慕药师欠了欠身,羽人便看见了他小半张脸孔。只见他雪白的长眉自眉角微挑却又飘然垂下,与鬓边长发一起搭在肩头。仅能看见的一点侧脸白皙细腻,完全不是想象中满脸皱纹的样子。
那慕药师继续道:“此方可保老夫人三月身康体健,只是......”说这话,他的头似乎有意无意往这边转了过来,眼看就要看到自己,羽人心头一跳,脚下发力,已是冲出了角门。
回到自己小院,发现那竿断竹已不见踪影,院中仍旧整洁如常,想来是有人收拾过。
一抹紫影在他进院的同时从屋内冲出,径直来到他面前:“羽仔,你到哪里去了?怎么现在才回来?”是断雁西风。
羽人“嗯”了一声表示回答了问题,侧身绕过她走进室内。
小西风追进来:“林主和大哥要和你道别呢,可怎么也找不到你。”看羽人回身看着自己,西风继续道:“大哥和林主要去办正经事,不带我去!”说着,撇了撇嘴,鼻子也跟着皱了一皱。
“哦。”羽人应声表示知道,将刀挂于壁上,踌躇着该如何安慰面前这有些失落的小姑娘。他一向避免与人相处,和十几岁小姑娘相处的经验更是丝毫没有,可西风这孩子,实在招人喜欢,看她不高兴自然想哄她一哄......
这边羽人还在苦思措辞,断雁西风却已转移了注意力,抬手指着墙上的胡琴道:“羽仔,这是你的琴么?你拉给我听好不好?”
羽人对于小西风情绪的突变有些不适应,愣了一下,如释重负的取下琴来,想着这样也好,省去自己开口说话的痛苦,定了定神,悠扬又有些哀伤的调子自琴弦倾泻而出。

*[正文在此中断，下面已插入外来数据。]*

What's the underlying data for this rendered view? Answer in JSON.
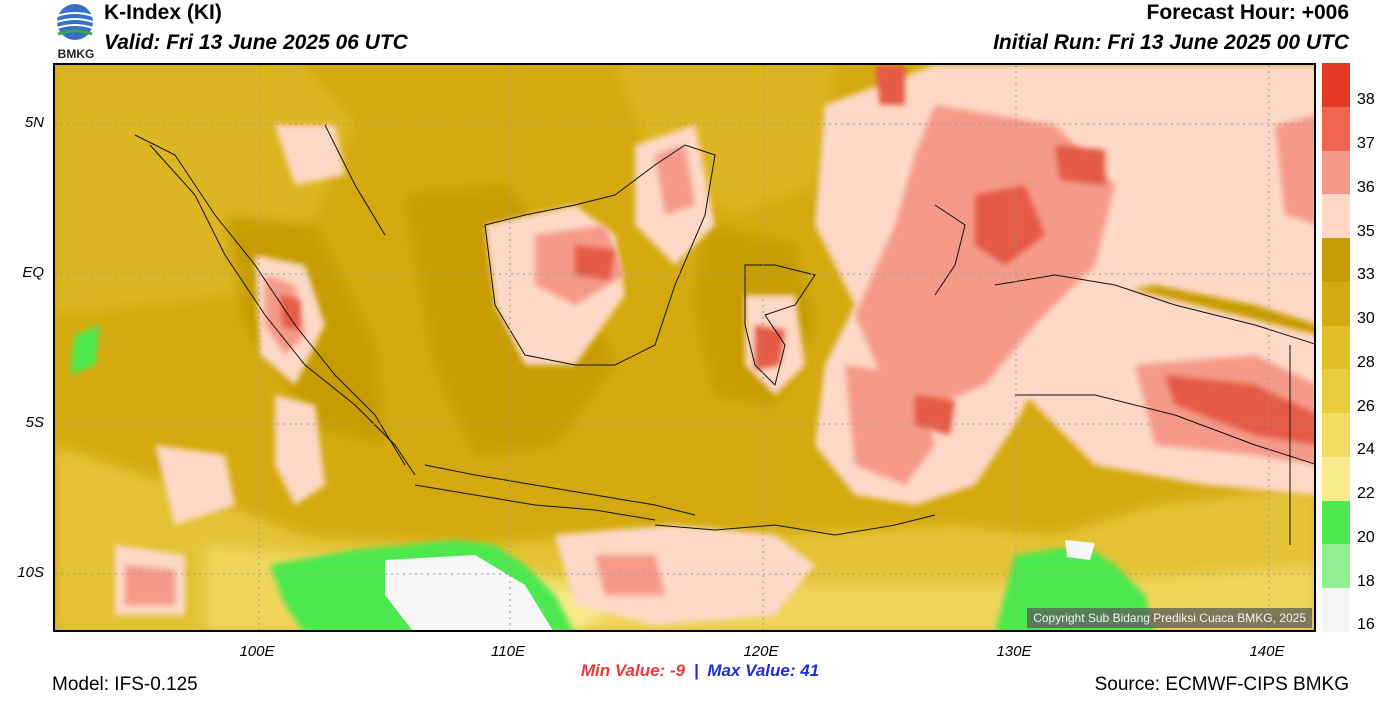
{
  "header": {
    "title": "K-Index (KI)",
    "valid": "Valid: Fri 13 June 2025 06 UTC",
    "forecast_hour": "Forecast Hour: +006",
    "initial_run": "Initial Run: Fri 13 June 2025 00 UTC",
    "logo_text": "BMKG"
  },
  "map": {
    "copyright": "Copyright Sub Bidang Prediksi Cuaca BMKG, 2025",
    "lat_labels": [
      "5N",
      "EQ",
      "5S",
      "10S"
    ],
    "lon_labels": [
      "100E",
      "110E",
      "120E",
      "130E",
      "140E"
    ]
  },
  "legend": {
    "labels": [
      "38",
      "37",
      "36",
      "35",
      "33",
      "30",
      "28",
      "26",
      "24",
      "22",
      "20",
      "18",
      "16"
    ],
    "colors": [
      "#e43a24",
      "#f0654f",
      "#f59a8a",
      "#fdd8c6",
      "#c69c00",
      "#d4aa10",
      "#e0bd25",
      "#e8cd40",
      "#f0dd62",
      "#f8ec8e",
      "#4de84d",
      "#90f090",
      "#f6f6f6"
    ]
  },
  "stats": {
    "min_label": "Min Value:",
    "min_value": "-9",
    "separator": "|",
    "max_label": "Max Value:",
    "max_value": "41"
  },
  "footer": {
    "model": "Model: IFS-0.125",
    "source": "Source: ECMWF-CIPS BMKG"
  }
}
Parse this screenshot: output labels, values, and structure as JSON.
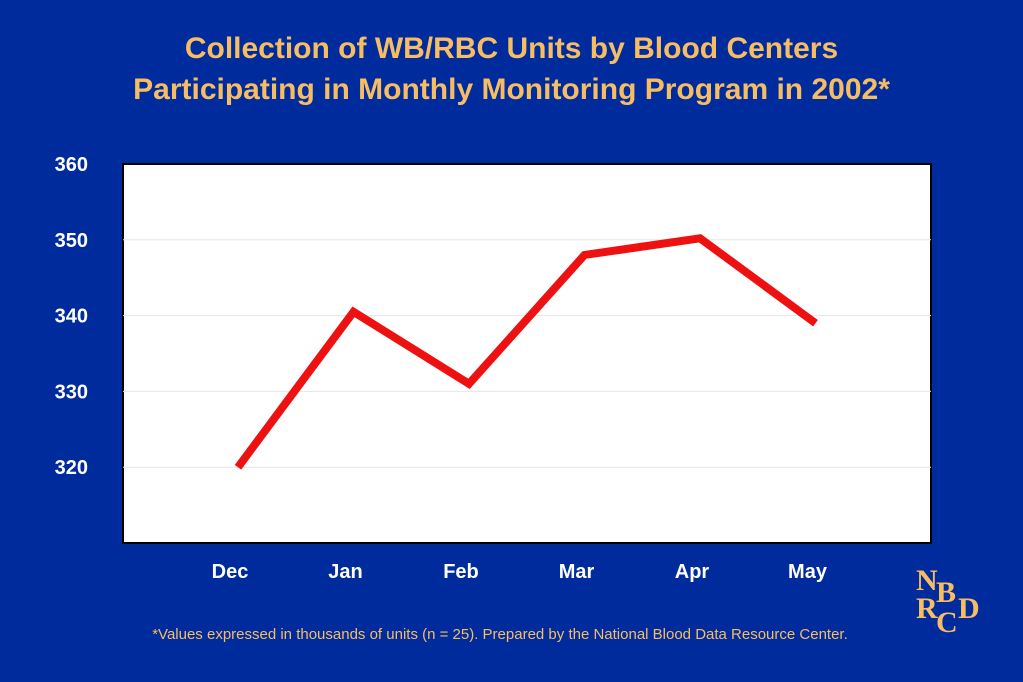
{
  "title": {
    "line1": "Collection of WB/RBC Units by Blood Centers",
    "line2": "Participating in Monthly Monitoring Program in 2002*"
  },
  "footnote": "*Values expressed in thousands of units (n = 25).  Prepared by the National Blood Data Resource Center.",
  "logo": {
    "letters": [
      "N",
      "B",
      "R",
      "D",
      "C"
    ]
  },
  "colors": {
    "background": "#002b9c",
    "title": "#f7bd62",
    "plot_area": "#ffffff",
    "line": "#ee1111",
    "tick_labels": "#ffffff"
  },
  "chart_data": {
    "type": "line",
    "title": "",
    "xlabel": "",
    "ylabel": "",
    "categories": [
      "Dec",
      "Jan",
      "Feb",
      "Mar",
      "Apr",
      "May"
    ],
    "series": [
      {
        "values": [
          320,
          340.5,
          331,
          348,
          350.2,
          339
        ]
      }
    ],
    "ylim": [
      310,
      360
    ],
    "yticks": [
      360,
      350,
      340,
      330,
      320
    ],
    "grid": true,
    "legend": false
  }
}
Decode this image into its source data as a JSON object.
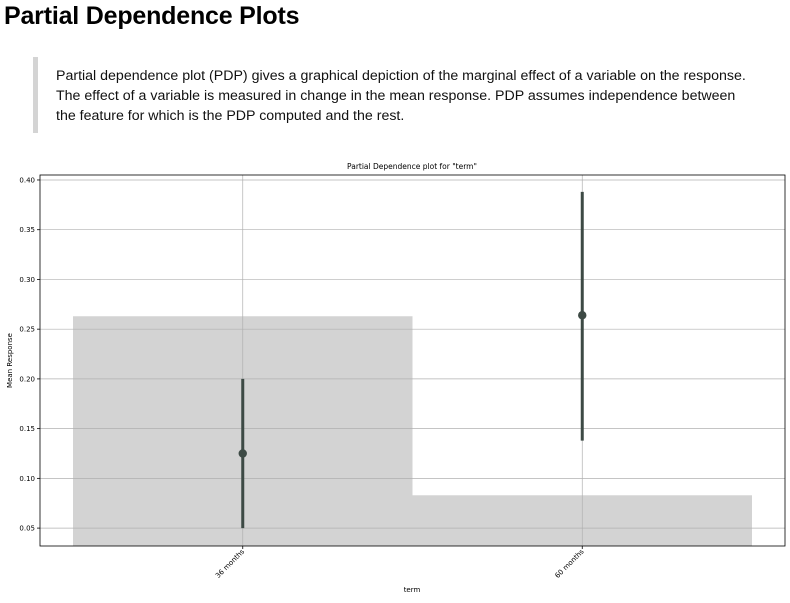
{
  "page": {
    "title": "Partial Dependence Plots",
    "description": "Partial dependence plot (PDP) gives a graphical depiction of the marginal effect of a variable on the response. The effect of a variable is measured in change in the mean response. PDP assumes independence between the feature for which is the PDP computed and the rest."
  },
  "colors": {
    "histogram": "#d3d3d3",
    "point": "#3d4a45",
    "grid": "#b0b0b0"
  },
  "chart_data": {
    "type": "scatter",
    "title": "Partial Dependence plot for \"term\"",
    "xlabel": "term",
    "ylabel": "Mean Response",
    "categories": [
      "36 months",
      "60 months"
    ],
    "values": [
      0.125,
      0.264
    ],
    "error_low": [
      0.05,
      0.138
    ],
    "error_high": [
      0.2,
      0.388
    ],
    "histogram": [
      0.263,
      0.083
    ],
    "ylim": [
      0.032,
      0.405
    ],
    "yticks": [
      0.05,
      0.1,
      0.15,
      0.2,
      0.25,
      0.3,
      0.35,
      0.4
    ],
    "ytick_labels": [
      "0.05",
      "0.10",
      "0.15",
      "0.20",
      "0.25",
      "0.30",
      "0.35",
      "0.40"
    ],
    "grid": true
  }
}
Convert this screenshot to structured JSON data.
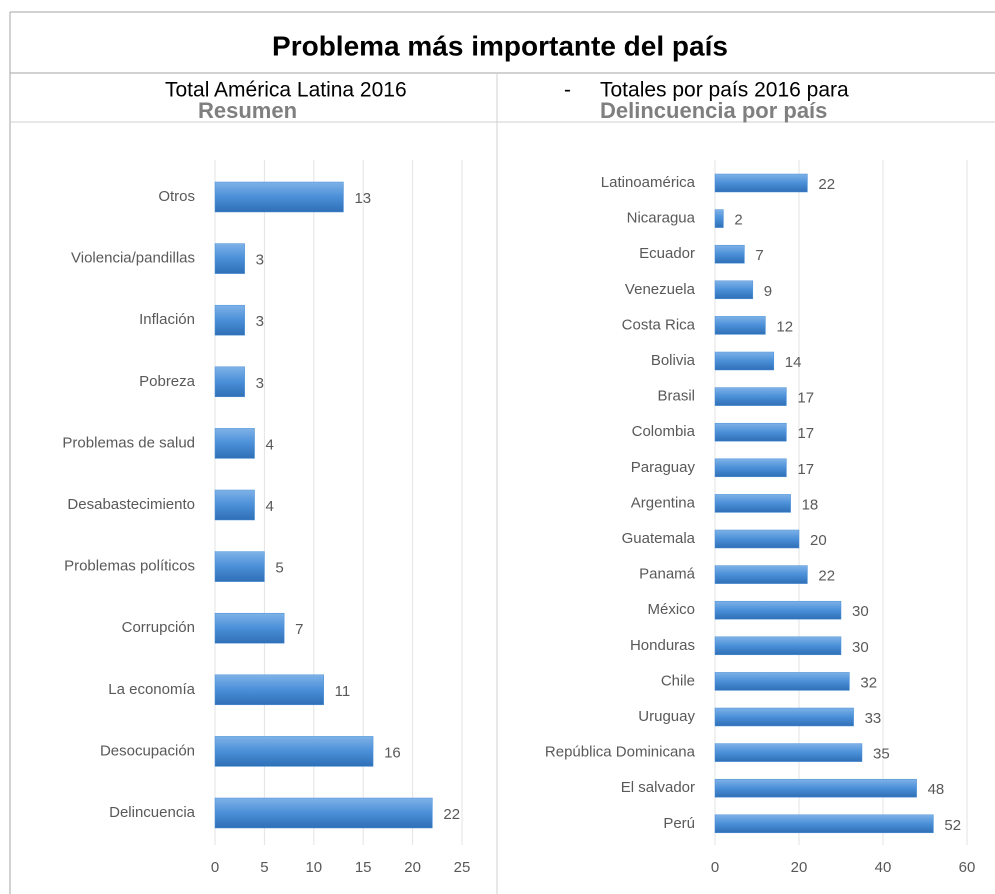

琴声一起,羽人便沉浸于其中浑然忘我。直到一曲终了,他才听到身边轻轻的啜泣声,转头,小西风眼中泪光闪动:“羽仔,你的琴声好悲伤,你很不开心吗?”
一句话叫羽人哑然,断雁西风抬手拭泪,继续道:“记得娘亲去世的时候,我也好难过好难过。大哥说,娘亲在天上看着我,我开心,她也才会开心。所以我就每天都很努力的开心给娘亲看。羽仔,你娘亲也不在了么?你要高兴哦,这样你娘亲在天上才会高兴。”
羽人非獍没想到自己的一阵琴音能叫西风说出这些话来,听到“娘亲”二字,他心头一沉,说不清是什么滋味。后来西风又把话题扯到自己身上,羽人的心一阵抽痛,不自觉的紧握琴弓猛力一收。刺耳的声音骇了西风一跳,羽人也略清醒了些。
西风见他神色有异,小心翼翼问道:“羽仔,你怎么了?”
羽人极力平服情绪,缓缓道:“没什么,我想一个人静一下。”
“哦。”西风答应着,乖巧的退了出去。
羽人看着被拉断的弓弦,嘴角抽动一下,想笑终究没笑出来:“开心......娘亲......你会希望我开心么?”低首自语着,剧痛从心头蔓延至全身,叫他不由得闭上了眼,一滴清泪滑落......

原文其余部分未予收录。